The losses stretched their way into tax season of 2015 when I opened a letter from the IRS that said, “Dear taxpayer, we received your income tax return, year ending 2014, and are in the process of conducting a thorough review of your return…” It dawned on me that I was being audited. After checking with my CPA, however, I learned that I had not yet filed my tax return, and my CPA told me, “Follow the instructions they sent on identity theft and keep us posted.”
Whenever we’re agitated, it’s a sign that we’re evolving, a sign of growth.
When most people experience losses like the ones I just described, they often make great efforts to prevent such events from taking place again. Some people carefully plot and plan their future in an effort to preempt any future pain or missteps. Others pray and wish this kind of misfortune away, relying on a power outside of them to direct the events of their lives for the better. Others might attempt to manifest what they want through visualization and feeling “as if” they already have achieved their heart’s desire.
You may wonder, what did I experience and how did I respond in the immediate aftermath of these challenges? I cried. My heart felt broken. I felt anxious, depressed and underwent many sleepless nights. In spite of that, however, I woke up every morning and took care of everything that required my attention, rarely losing sight of my essence and able to witness many of these emotions from a distance, as they passed through the mind like clouds passing across the sky. For me, this period of loss redistilled my greatest insights about life and demonstrated, once again, how manure helps flowers grow.
During those moments when I was able to relax and soften my focus around the harshness I was experiencing, I remembered that life was guiding me through this storm, and was struck by its enormous beauty. Yes, Lani had died, but it offered me an opportunity to travel and move to a new home, which, by the way, came with the sweetest cat I have ever met. A relationship ended, but the love and joy I experienced will be with me forever, and has already strengthened a wonderful new relationship. One literary agent had gone, but another will soon come who is perfectly suited for who I am today. Even the loss of my identity was an opportunity. It reminded me to practice greater mindfulness in how I handled all the administrative details of my personal and business life.
About a year ago, an astrologer predicted, “You are entering the most powerful period of your life. Your message is about to be heard and supported in ways you previously never experienced, but this will require you to be free of all encumbrances. Usually, when this occurs, if you have a marriage, it means divorce. If you have a house, it means you will sell it.”

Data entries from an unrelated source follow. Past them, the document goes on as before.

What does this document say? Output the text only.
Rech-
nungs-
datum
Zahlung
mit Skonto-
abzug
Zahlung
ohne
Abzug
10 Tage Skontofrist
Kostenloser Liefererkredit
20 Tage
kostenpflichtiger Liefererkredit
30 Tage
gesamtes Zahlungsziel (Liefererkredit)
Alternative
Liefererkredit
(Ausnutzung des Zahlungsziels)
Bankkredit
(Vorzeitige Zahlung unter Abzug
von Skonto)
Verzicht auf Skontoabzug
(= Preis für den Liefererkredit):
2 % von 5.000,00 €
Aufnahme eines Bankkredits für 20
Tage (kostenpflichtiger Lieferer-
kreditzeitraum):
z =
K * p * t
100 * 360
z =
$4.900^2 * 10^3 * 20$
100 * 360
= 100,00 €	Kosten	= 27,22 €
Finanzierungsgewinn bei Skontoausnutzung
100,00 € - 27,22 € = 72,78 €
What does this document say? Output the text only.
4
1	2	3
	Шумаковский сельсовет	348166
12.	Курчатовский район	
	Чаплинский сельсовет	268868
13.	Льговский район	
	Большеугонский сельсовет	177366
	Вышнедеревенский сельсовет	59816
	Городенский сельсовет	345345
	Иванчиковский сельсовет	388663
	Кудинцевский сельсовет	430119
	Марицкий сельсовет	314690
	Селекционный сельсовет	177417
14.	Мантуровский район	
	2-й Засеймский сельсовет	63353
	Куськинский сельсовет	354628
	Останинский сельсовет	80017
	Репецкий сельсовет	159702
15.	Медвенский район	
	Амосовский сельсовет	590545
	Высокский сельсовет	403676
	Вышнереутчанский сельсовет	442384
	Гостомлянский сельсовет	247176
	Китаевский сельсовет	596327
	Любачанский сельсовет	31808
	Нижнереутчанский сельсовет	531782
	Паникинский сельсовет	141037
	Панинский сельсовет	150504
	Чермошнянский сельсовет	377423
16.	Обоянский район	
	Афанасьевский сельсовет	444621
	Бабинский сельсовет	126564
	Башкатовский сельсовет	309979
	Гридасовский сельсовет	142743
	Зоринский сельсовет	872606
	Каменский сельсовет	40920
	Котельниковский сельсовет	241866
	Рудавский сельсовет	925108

I thought about his prediction and how it had come to pass. In a little more than a year, I’d lost nearly everything, and those losses had freed me, opening up the time and space needed to reach my potential and allow life to guide me on the next step of my journey. I did not manifest any of this consciously, nor did I plan it. I merely received it openly. And I have never felt better.
The status quo must be interrupted for a new level of organization to occur. This is true in all aspects of our life. Muscles and bones, for example, grow stronger only after they’ve been stressed and damaged. Life often creates a disturbing essence that becomes the catalyst for our awakening. Whenever we’re agitated, it’s a sign that we’re evolving, a sign of growth.
We may not like it and may feel scared or confused, but we can’t avoid this or wish it away. Inevitably, at various times, life does not go our way, but what we often dismiss as the “dung” of life is actually the fertilizer that allows us to grow. When you welcome every moment—every single experience, no matter what it provides—opens you up to learning. Life becomes your teacher, one offering you the greatest gift: wisdom.